The new strategy is the result of a retrenchment at the label that began last year when Warner began to rethink the way it distributes music videos on the web. It pulled its videos, and then its content, off YouTube; the two could not reach a new deal in December.
As an independent company spun off from AOL Time Warner five years ago, Warner Music Group was aggressive on the web early on. It was one of the first labels to strike a deal with YouTube and led the way in licensing other subscription and ad-supported music services. "The perspective initially was, 'Wow the internet gives us vast distribution. Let's license a whole bunch of partners, they will sell it and we will collect a lot of little checks and some big checks," Mr. Nash said.
But the actual revenue from those businesses proved disappointing. Earlier this year Edgar Bronfman, CEO of Warner Music Group, cut off further digital investments and wrote off the value of investments the label had made in a number of startups.
So call it version 2.0 of Warner's digital strategy. This time, Mr. Nash said Warner is going for quality over quantity when it comes to distribution, an approach more akin to Hulu and more in line with providing a premium environment for advertisers.
Outrigger, with a staff of 14, sells ads for Next New Networks, which also has a distribution deal with YouTube, and for what's left of Veoh, the online video company backed by former Disney chief Michael Eisner, which retrenched as a technology company earlier this year.
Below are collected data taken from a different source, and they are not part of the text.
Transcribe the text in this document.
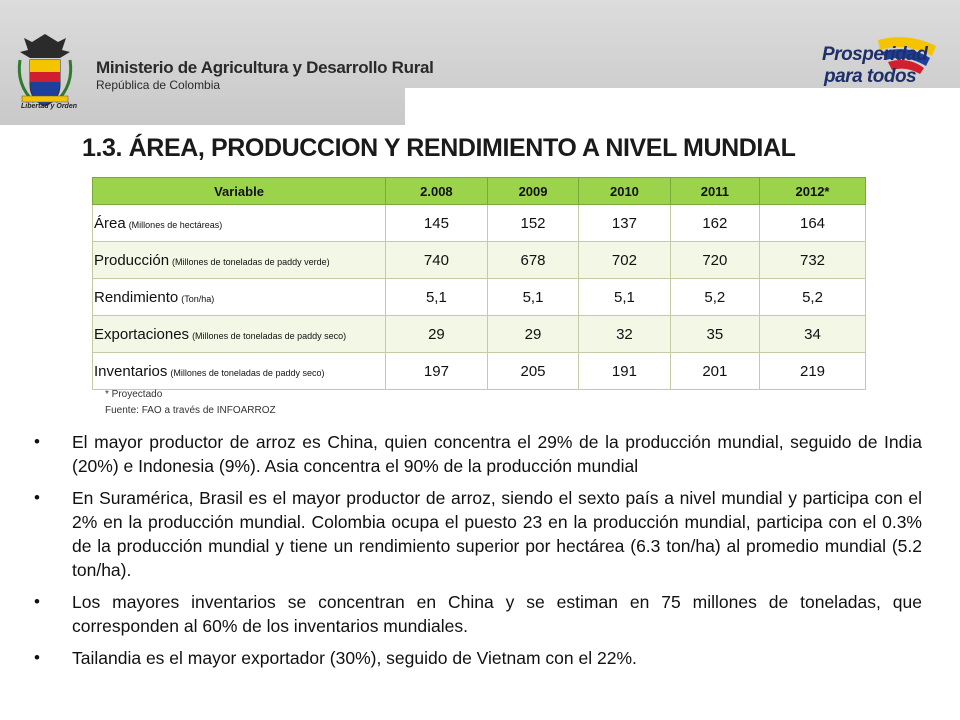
Libertad y Orden
Ministerio de Agricultura y Desarrollo Rural
República de Colombia
Prosperidad
para todos
1.3. ÁREA, PRODUCCION Y RENDIMIENTO A NIVEL MUNDIAL
Variable	2.008	2009	2010	2011	2012*
Área (Millones de hectáreas)	145	152	137	162	164
Producción (Millones de toneladas de paddy verde)	740	678	702	720	732
Rendimiento (Ton/ha)	5,1	5,1	5,1	5,2	5,2
Exportaciones (Millones de toneladas de paddy seco)	29	29	32	35	34
Inventarios (Millones de toneladas de paddy seco)	197	205	191	201	219
* Proyectado
Fuente: FAO a través de INFOARROZ
• El mayor productor de arroz es China, quien concentra el 29% de la producción mundial, seguido de India (20%) e Indonesia (9%). Asia concentra el 90% de la producción mundial
• En Suramérica, Brasil es el mayor productor de arroz, siendo el sexto país a nivel mundial y participa con el 2% en la producción mundial. Colombia ocupa el puesto 23 en la producción mundial, participa con el 0.3% de la producción mundial y tiene un rendimiento superior por hectárea (6.3 ton/ha) al promedio mundial (5.2 ton/ha).
• Los mayores inventarios se concentran en China y se estiman en 75 millones de toneladas, que corresponden al 60% de los inventarios mundiales.
• Tailandia es el mayor exportador (30%), seguido de Vietnam con el 22%.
Mr. Henry sees selling not only artists but the audiences they attract. Online video is the core, but it also includes monetizing social media, blogs and the artists' own sites.
"Music videos have gotten the short end of the stick for a long time they haven't been sold as the incredibly high quality content that they are," Mr. Henry said. "People don't watch TV clips over and over and over again. People don't care what actors in 'The Office' do or drink or wear, but they do care about what the artists do."